Making the Transition Back to In-class Learning

Back to Classroom

It is no secret how hard the last year or so has been. Teachers and students suffered and struggled. Everyone did their best in uncharted waters. The pandemic changed how we lived, taught, and learned. Now it is time to regain some sense of normalcy, which everyone is excited about. But how?

Researchers have figured out that holding students back a grade doesn’t solve any gaps in learning. Rather, it fosters apathy and boredom. Wrangling bored students to care about concepts they feel they have already learned is every teacher’s worst nightmare.

Assess Through Tasks

Use real world tasks to assess deep learning. For example, have them plan something that has a budget to see where they stand with basic math skills. You could have them work together in teams to see where their social skills need work. Reading parts in a play out loud is an easy way to see how their reading skills are progressing.


Refresh Before Test

Tests don’t always reflect what students know. They may have learned something, but need a refresher. Quickly go over what they should already know before testing them. Give them a chance to get in the swing of things before throwing a standardized test at them that may not reflect their actual knowledge.


Focus on Gains

Students may be behind in math and science this year. But what have they learned? Some students will be much better at time management and self-direction. Some learned better technology skills. When students had the ability to learn at their own pace, many were more self-motivated. The most beautiful gain? The majority of students said that they missed going to school. Socializing is such an important part of what is taught at school. Try to incorporate social aspects of learning to celebrate the fact that students are back together in the classroom.


Mind the Gaps


Try to identify the necessary prerequisite concepts that need to be taught before moving on. When there is disparity between levels, set up learning groups to reflect what they need to focus on.

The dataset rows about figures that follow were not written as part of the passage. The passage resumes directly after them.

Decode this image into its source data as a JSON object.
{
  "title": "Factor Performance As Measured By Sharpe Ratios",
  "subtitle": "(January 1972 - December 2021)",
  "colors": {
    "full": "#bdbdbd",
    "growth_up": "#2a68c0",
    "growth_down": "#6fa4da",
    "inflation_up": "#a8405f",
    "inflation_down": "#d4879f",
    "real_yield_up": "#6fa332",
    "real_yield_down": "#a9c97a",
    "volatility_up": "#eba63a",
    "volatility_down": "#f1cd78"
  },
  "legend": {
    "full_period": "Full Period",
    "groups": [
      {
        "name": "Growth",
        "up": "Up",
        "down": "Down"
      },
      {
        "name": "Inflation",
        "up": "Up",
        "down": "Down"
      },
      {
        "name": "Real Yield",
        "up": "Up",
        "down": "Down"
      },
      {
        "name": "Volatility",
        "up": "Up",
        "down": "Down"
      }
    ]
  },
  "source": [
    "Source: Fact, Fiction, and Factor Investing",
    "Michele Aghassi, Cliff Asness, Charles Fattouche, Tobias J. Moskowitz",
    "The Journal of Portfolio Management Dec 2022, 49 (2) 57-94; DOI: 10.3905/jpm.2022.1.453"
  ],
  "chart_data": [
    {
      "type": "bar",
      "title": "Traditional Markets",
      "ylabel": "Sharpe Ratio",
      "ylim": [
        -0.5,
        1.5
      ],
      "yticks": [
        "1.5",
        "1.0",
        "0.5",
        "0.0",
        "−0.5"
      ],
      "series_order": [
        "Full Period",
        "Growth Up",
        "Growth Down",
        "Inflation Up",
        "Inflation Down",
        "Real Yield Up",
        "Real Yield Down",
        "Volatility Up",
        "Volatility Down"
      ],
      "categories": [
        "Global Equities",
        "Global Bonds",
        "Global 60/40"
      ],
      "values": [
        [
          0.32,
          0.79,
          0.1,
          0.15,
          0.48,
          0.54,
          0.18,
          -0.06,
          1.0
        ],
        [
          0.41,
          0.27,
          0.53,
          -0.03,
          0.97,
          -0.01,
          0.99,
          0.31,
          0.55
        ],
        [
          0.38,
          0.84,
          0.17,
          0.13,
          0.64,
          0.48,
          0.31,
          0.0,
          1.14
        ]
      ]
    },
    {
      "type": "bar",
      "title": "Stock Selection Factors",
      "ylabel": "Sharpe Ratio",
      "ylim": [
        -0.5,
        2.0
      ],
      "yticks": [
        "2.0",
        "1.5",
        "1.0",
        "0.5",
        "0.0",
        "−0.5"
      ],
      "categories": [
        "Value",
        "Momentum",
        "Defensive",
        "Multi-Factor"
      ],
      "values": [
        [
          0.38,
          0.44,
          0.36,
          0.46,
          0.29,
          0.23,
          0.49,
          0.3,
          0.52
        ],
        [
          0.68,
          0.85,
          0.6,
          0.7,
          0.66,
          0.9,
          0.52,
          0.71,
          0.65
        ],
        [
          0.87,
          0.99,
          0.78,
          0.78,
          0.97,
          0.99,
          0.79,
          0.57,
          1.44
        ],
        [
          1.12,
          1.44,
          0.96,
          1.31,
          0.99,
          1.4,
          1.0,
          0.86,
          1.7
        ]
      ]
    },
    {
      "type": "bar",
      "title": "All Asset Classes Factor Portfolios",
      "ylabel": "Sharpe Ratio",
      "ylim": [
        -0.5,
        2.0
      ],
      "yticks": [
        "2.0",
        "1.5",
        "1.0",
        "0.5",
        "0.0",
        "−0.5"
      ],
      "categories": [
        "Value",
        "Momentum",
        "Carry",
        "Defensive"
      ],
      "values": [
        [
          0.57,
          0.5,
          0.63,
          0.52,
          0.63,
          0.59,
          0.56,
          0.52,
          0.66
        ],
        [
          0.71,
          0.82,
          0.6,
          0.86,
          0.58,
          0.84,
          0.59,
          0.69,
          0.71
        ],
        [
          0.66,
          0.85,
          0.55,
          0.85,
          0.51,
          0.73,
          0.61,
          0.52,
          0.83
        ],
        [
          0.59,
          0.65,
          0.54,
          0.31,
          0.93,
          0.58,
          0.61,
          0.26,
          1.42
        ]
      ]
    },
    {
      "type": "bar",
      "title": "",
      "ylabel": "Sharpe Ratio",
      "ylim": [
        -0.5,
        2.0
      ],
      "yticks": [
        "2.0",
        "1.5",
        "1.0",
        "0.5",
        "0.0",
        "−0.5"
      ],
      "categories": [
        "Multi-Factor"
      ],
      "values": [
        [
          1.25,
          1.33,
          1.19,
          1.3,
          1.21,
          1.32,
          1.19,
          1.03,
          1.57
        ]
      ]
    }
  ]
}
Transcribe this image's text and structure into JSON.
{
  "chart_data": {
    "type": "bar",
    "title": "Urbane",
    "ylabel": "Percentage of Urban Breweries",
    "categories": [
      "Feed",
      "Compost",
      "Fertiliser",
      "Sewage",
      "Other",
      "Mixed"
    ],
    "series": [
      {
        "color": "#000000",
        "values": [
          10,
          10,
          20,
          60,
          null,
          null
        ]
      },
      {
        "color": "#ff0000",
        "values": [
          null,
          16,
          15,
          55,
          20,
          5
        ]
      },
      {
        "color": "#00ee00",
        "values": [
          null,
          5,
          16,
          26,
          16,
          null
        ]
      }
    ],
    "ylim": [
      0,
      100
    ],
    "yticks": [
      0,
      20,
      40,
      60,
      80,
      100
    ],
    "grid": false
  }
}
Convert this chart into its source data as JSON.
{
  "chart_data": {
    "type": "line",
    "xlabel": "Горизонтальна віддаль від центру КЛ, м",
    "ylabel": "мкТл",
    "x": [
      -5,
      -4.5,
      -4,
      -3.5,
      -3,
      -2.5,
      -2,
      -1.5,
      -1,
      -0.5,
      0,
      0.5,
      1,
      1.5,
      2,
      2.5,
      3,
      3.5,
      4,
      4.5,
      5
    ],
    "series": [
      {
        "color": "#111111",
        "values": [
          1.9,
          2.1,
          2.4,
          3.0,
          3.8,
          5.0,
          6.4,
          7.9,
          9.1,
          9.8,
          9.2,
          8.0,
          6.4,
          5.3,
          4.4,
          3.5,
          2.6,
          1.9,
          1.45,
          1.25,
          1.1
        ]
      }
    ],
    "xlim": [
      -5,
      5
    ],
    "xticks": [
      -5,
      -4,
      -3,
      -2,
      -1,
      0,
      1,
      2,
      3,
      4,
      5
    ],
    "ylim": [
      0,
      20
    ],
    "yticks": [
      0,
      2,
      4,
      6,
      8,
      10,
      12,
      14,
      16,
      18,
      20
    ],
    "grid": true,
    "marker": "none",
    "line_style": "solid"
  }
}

That way students can concentrate on learning the building blocks that they need to progress. Incorporate spiral learning into your teaching method, reintroducing important concepts throughout the school year.


Utilize Your Community


One teacher just can’t teach to the level of every child. Look into community programs that will help children before or after school. See if your school is willing to offer after school tutoring or summer school courses. Work with local colleges to help families find affordable tutors. Ask parents to volunteer their time to work with students during class time. Facilitate students getting extra credit to tutor students who need a little extra help.


It Takes a Village    

We all want to see our teachers and children succeed. Remember that you aren’t alone. Emotional and mental health of students has been in the forefront lately because we understand it is key for their ability to learn. Your health is necessary in your ability to teach. Reach out for help from fellow teachers, friends, family and therapists. Your community needs you and we have your back!